Thursday, May 07, 2009

Baseball Place No. 52: Huntington Ave. Grounds; and 52A: Space Coast Stadium


Cy Young is almost a mythical figure in baseball.

No one is ever going to top his 511 wins. No one is ever going to come close.
There’s a statue of Young in Boston at the Huntington Avenue Grounds on the Northwestern University Campus.

The statue of Denton True Young sits on the spot where the mound located at the early home of the Boston Pilgrims, who became the Red Sox. It’s also the site of the first World Series game.

The statue was unveiled in 1993, and I haven’t been back to Boston since 1990. So it’s on my list of places to see when we make it back East.

So I must offer a statue of another mythical figure in baseball. That would be:

Alternative site No. 52A: Mighty Casey statue at Space Coast Stadium in Melbourne, Fla.

We made two trips the Space Coast back when it was created as the Marlins spring training site.

It’s a nice enough place. They tried hard. Too hard.

The site is a classic example of what my Dad calls an “If You Build it, They Will Come” development in Florida. You build a stadium in the middle of nowhere, and hope that housing, offices and retail follow.

This will sound familiar to Mets fans, especially ones who remember when Port St. Lucie was Port St. Lonesome.

The Marlins’ stadium was pretty lonely when we were there. It was a big, shining structure that you could see for miles because there was nothing surrounding it.

The team tried to embrace the space theme, since it’s a short distance from Cape Canaveral. They tried to get cute by dropping “port” after every feature. So you had “Foodport” and so on.

But you know me. I head for the team store first.

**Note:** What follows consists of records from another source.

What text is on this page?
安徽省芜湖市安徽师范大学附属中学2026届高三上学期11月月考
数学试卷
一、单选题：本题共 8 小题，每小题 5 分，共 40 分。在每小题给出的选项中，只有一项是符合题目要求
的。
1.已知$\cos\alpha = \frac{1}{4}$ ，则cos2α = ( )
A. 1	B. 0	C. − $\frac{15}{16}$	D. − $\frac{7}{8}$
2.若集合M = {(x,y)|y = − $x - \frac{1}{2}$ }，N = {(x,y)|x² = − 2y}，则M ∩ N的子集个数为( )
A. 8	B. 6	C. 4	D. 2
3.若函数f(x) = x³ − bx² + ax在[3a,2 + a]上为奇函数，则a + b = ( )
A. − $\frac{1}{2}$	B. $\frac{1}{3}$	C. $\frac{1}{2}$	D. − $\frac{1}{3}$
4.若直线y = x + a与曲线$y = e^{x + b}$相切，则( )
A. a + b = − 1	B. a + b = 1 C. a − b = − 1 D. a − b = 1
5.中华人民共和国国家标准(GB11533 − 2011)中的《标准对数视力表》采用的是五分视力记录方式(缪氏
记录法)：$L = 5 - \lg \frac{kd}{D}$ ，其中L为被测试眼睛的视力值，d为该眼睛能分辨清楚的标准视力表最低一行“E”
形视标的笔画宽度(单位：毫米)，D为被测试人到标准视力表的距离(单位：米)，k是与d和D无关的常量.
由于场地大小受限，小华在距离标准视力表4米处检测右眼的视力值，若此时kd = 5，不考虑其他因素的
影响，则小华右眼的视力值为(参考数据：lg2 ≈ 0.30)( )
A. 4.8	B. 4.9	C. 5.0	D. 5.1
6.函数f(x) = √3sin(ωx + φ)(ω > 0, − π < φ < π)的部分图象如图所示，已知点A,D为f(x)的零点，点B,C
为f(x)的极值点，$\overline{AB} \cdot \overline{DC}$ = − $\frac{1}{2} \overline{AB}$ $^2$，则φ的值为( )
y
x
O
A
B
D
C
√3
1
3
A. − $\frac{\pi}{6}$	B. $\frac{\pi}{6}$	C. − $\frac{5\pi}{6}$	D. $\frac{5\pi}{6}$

And I saw a sign reading “Sportsport.”

I sat there and looked and looked and tried to figure this out. “Sport sport?” I walked around, saw the other signs and later realized they were trying to say “Sports port.”
There was teal. Lots of teal. I'm not sure if the Nats had untealed the stadium since taking over.

It just didn’t work when they had the words all smooshed together.

Then, at their space-themed stadium, the team had an old-fashioned hand-operated scoreboard. Because you know, nothing says space like pretend old things. You’d think three would be a state-of-the-art scoreboard in that spot.

Outside the stadium, there was a neat model of the space shuttle. Very cool. And it fits with the theme.

And the other huge decoration? That would be a massive statue of the Mighty Casey, of “Casey at the Bat” fame. Friends, what does the star of a treasured but ancient poem have to do with space or a brand new expansion baseball team named after a fish?

Nothing, of course. The Marlins tried to be all things to all people. Pick one theme, because retro and space do not play well together.

That said. We had a nice time heading to see the Mets play the Fish on a St. Patrick’s day, at least until a Florida storm washed out the game.

We came back in 1999 for a the final spring game of the year, where the Marlins played their top farm team.

The Marlins scooted to Jupiter to share s spring site with the Cardinals after the whole Marlins-Expos franchise swap.

These days it’s the spring site for the Washington Nationals, but also the home of the Florida State League’s Brevard County Manatees, one of the best team name and logos ever.

And last I heard, Mighty Casey still stands, sadly out of place with his surroundings.

1 comment:

zman40 said...

I'm not sure if this link will work if you are not on Myspace, but the Wichita State Shockers have the same Casey statue in front of their ballpark.